Pourquoi l’abstention aux élections, qu’elles soient municipales ou présidentielles, est-elle devenue si importante ? Et si c’était était le signe d’un désamour pour la politique et d’une défiance envers la démocratie ? Comment redonner le goût de la chose publique et remobiliser les citoyens ? Et si les conseils de quartier devenaient un levier ? Une enquête en six épisodes.

Par Martine Lelait 

Retour sur l’expérience rouennaise 

La ville de Rouen est découpée en 12 quartiers ; ce sont donc 12 conseils de quartiers qui ont fonctionné pendant plusieurs années. Les dernières réunions se sont tenues en fin d’année 2019 puisque les mandats se terminaient avec ceux de l’équipe municipale en place.

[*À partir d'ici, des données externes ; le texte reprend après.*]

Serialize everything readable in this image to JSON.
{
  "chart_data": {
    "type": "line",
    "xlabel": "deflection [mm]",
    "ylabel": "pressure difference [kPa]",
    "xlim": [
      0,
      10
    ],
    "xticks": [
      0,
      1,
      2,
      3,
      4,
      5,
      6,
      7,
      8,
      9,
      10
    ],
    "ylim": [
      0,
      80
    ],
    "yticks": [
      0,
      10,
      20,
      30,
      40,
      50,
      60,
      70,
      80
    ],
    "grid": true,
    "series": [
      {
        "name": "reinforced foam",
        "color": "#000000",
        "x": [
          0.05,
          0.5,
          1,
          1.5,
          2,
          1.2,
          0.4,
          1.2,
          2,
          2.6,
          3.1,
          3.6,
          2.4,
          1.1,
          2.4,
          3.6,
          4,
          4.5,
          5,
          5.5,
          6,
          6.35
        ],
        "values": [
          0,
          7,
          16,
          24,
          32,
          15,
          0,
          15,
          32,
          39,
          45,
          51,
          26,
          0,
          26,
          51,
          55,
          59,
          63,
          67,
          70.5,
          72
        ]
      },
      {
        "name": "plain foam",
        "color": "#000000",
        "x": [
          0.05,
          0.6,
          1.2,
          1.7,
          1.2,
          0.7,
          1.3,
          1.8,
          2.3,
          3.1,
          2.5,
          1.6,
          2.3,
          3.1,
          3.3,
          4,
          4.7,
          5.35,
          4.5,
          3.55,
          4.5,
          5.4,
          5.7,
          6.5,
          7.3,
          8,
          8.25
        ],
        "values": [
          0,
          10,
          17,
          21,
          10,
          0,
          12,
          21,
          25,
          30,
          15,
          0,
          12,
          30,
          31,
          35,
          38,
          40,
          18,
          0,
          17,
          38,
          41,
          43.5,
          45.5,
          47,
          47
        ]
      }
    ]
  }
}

A l’heure des bilans, le sentiment reste mitigé. 

Certains conseils de quartier ont plutôt bien fonctionné, d’autres moins et les avis restent partagés.

Pour commencer par les points positifs, ces conseils de quartier ont permis de mieux faire connaître comment fonctionne la prise de décisions au niveau d’une ville, comment travaillent les élus et les services municipaux. Et de réaliser comme Dominique, qui a siégé une douzaine d’années au conseil de quartier du Mont Gargan que « rien n’est simple dès que l’on jongle entre les désirs des habitants et les contraintes des services municipaux » !  Il faut en effet faire avec les contraintes financières, techniques, les réglementations diverses… et le temps de l’administration qui n’est pas forcément celui du citoyen qui attend avec impatience les réalisations qu’il espère.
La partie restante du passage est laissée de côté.